Highsmith (Samuel L. Jackson) and Danson (Dwayne Johnson) are the definition of action hero cops. Allen Gamble (Will Ferrell) and Terry Hoitz (Mark Wahlberg) are not. Gamble is a forensic accountant with no aspirations to leave his desk. His partner, Hoitz, having been shackled to his desk after an incident that involved a discharged weapon and a New York Yankee cannot wait to get back in the field. So, when there is an opening for the new hotshot cops, Hoitz jumps at the opportunity. As the two attempt to prove that they are more than just desk jockeys, they stumble upon quite the case that goes deeper than they could have imagined.
On the surface, The Other Guys is just another buddy cop action comedy, but labeling it as such does the film a great disservice. First and foremost, this film is a comedy. Yes, it involves police and technically the story follows the closing of one specific case, but really all of these factors are afterthoughts to the absolute hilarity of the film.
First, let’s get the film’s missteps out of the way.

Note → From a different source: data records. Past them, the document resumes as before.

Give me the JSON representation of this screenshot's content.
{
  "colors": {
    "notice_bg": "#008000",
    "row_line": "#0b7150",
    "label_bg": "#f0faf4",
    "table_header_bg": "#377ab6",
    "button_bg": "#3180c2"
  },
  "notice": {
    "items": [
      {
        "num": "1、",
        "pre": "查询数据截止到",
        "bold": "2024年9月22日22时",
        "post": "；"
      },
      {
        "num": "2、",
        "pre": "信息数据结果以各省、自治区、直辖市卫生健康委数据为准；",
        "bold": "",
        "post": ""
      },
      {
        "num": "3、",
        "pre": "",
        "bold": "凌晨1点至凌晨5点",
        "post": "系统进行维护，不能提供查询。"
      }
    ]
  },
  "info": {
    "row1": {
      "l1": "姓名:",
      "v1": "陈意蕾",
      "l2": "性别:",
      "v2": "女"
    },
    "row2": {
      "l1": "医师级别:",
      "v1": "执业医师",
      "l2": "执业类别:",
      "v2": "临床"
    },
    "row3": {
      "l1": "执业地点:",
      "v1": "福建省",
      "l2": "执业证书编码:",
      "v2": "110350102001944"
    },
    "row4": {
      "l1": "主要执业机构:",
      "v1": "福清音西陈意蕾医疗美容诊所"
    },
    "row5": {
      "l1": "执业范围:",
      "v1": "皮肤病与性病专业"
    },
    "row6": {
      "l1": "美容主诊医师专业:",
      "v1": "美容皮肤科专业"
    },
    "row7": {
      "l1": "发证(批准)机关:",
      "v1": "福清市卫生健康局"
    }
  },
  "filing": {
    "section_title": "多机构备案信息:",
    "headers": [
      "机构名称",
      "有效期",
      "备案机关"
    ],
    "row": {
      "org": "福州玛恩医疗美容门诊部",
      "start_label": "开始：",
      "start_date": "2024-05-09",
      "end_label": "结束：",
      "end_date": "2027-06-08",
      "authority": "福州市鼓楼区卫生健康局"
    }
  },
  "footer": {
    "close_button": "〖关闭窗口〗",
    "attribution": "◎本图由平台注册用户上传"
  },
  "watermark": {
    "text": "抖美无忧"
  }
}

The acting isn’t always the best, and I’m looking at you Mark Wahlberg. Some people may say that I’m expecting too much and that this is just Marky Mark and we should be happy that he is able to survive without the Funky Bunch, but I say nay. I have witnessed Mr. Wahlberg put his best foot forward in the acting realm. I only have to go back to The Departed where he knocked it out of the park and got a well-deserved Academy Award nomination to see just how good he can be. While his acting is much better than it was in The Happening (although I don’t think anything could be worse than that) it often seemed like he wasn’t trying. The story is a bit unoriginal and formulaic. The credits, which some may not consider part of the film, takes an odd political turn. While the animation is all right and the information is interesting, the material seems out of place and left me confused when I would have rather left smiling. The only other caveat I would have for this film is that it is very much a Ferrell/McKay film. This is the team that brought us Anchorman and Step Brothers and this film is in that same vein. If you don’t like their style of comedy, you probably won’t be a huge fan of The Other Guys.

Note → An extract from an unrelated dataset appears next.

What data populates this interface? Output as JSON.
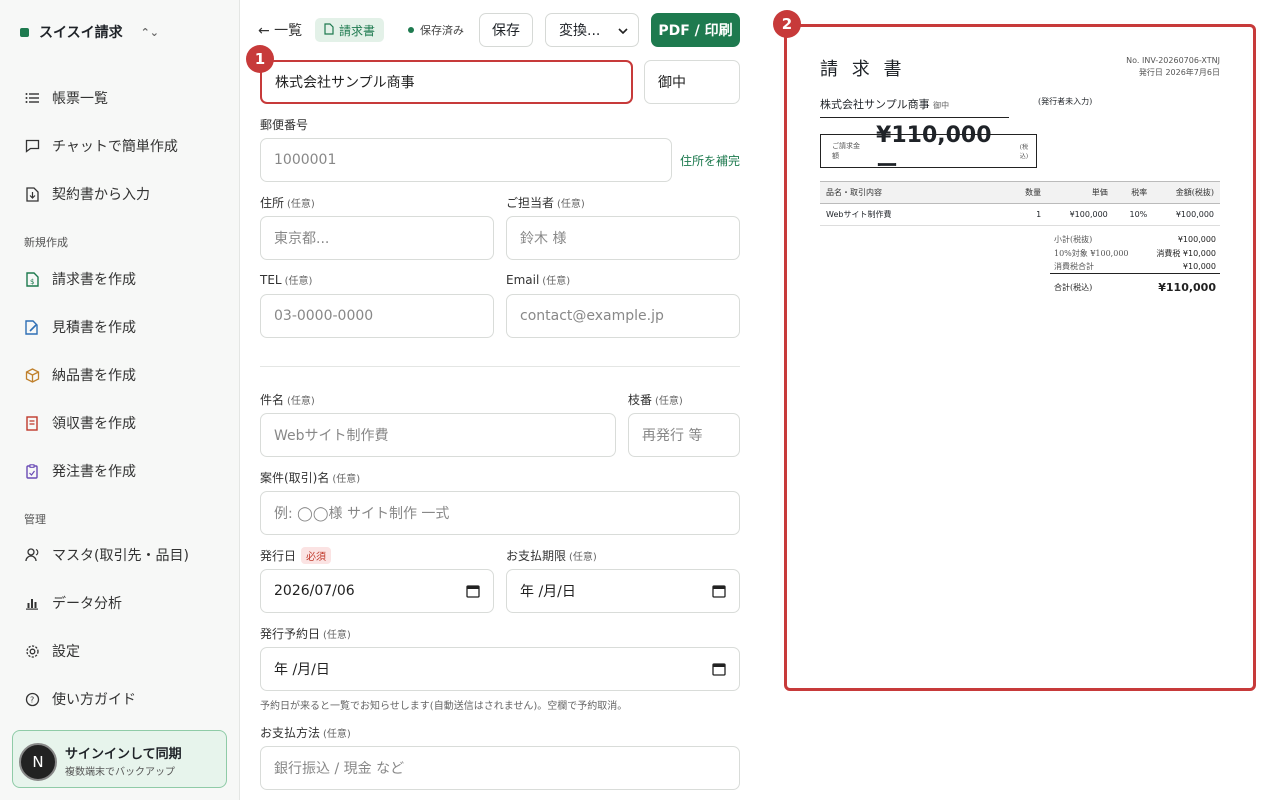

Moving on to the good stuff. The cast is strong. Ferrell hits it out of the park. He manages to balance moments of insanity with the ability to also act as a straight man. I don’t know that there is another actor that can create a character that is able to bounce across this line as well as Ferrell. Dwayne Johnson (it’s tough not to say “The Rock”) and Samuel L. Jackson play characters that we’ve seen before, but don’t fail to delight. Then there is Eva Mendes. Obviously, she is all types of beautiful, but the girl has got some comedy chops. I loved the pairing of her and Ferrell and I never doubted that her character had all sorts of love for Ferrell’s creating a relationship that is simultaneously sweet and crazy. While the cast is able to elicit huge laughs, without a great script they would have nothing. The script seems to be written to make sure that nearly every line will get some kind of laugh, be it a chuckle or a chortle. The film demands at least a second viewing since I was laughing so hard that I’m sure I missed some jokes.

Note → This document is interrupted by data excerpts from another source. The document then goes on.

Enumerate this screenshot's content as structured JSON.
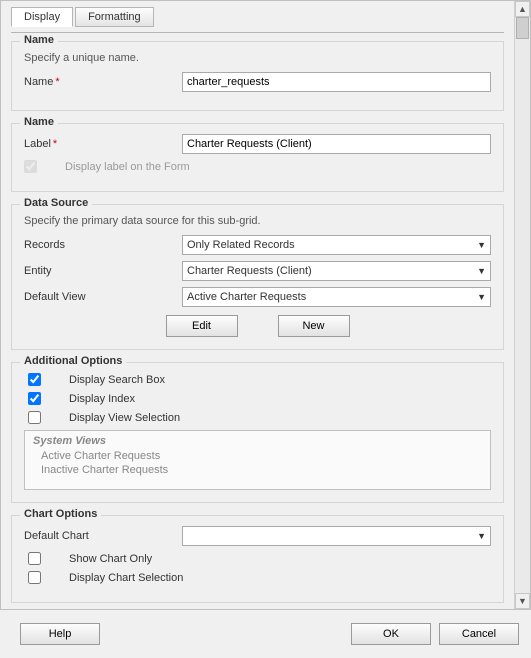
{
  "tabs": {
    "display": "Display",
    "formatting": "Formatting"
  },
  "name_group": {
    "legend": "Name",
    "desc": "Specify a unique name.",
    "label": "Name",
    "value": "charter_requests"
  },
  "label_group": {
    "legend": "Name",
    "label_field": "Label",
    "label_value": "Charter Requests (Client)",
    "display_label_text": "Display label on the Form"
  },
  "datasource": {
    "legend": "Data Source",
    "desc": "Specify the primary data source for this sub-grid.",
    "records_label": "Records",
    "records_value": "Only Related Records",
    "entity_label": "Entity",
    "entity_value": "Charter Requests (Client)",
    "defaultview_label": "Default View",
    "defaultview_value": "Active Charter Requests",
    "edit_btn": "Edit",
    "new_btn": "New"
  },
  "additional": {
    "legend": "Additional Options",
    "search": "Display Search Box",
    "index": "Display Index",
    "viewsel": "Display View Selection",
    "sysviews_hdr": "System Views",
    "sysviews": [
      "Active Charter Requests",
      "Inactive Charter Requests"
    ]
  },
  "chartopts": {
    "legend": "Chart Options",
    "defaultchart_label": "Default Chart",
    "defaultchart_value": "",
    "showchartonly": "Show Chart Only",
    "chartsel": "Display Chart Selection"
  },
  "buttons": {
    "help": "Help",
    "ok": "OK",
    "cancel": "Cancel"
  }
}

As I’ve said before, The Other Guys is first and foremost a comedy, but it holds its own when it comes to action. At first I was surprised how well put together all of the action set pieces were. After all, this is Adam McKay not Michael Bay. It was only after I sat and thought about it that I realized that McKay has been building to an all out action film. There was the multiple news station brawl in Anchorman, then the NASCAR crash in Talladega Nights, and most recently the end credit schoolyard smack down in Step Brothers. After this mini retrospective, I realized that I shouldn’t be surprised that the guy handles explosions impressively since he’s been eyeing it for so long. In this comedy, the well-choreographed and entertaining action is a sweet bonus treat.
The summer comedy is back. With The Other Guys Ferrell and McKay show how to make a funny film. The story is far from original and occasionally formulaic, but this doesn’t stop the film from being all kinds of entertaining. The script is so well written that any cast would be able to get some laughs from it and it is the audience’s good fortune that such funny lines get to be delivered by this cast. Although Wahlberg’s acting is a bit wooden, he works well with Ferrell. Eva Mendes, as Ferrell’s wife, is surprising in just how well she works in this comedy. Even the narration is great, delivered with the steely coolness that is Ice-T. On top of being a laugh riot, McKay is able to put together some great action scenes, allowing the film to stay true to its buddy cop roots. Despite a confusing and oddly political end sequence, the film will make you laugh. It may be too early to call it, but I’m going to anyway, The Other Guys is the funniest film of this summer.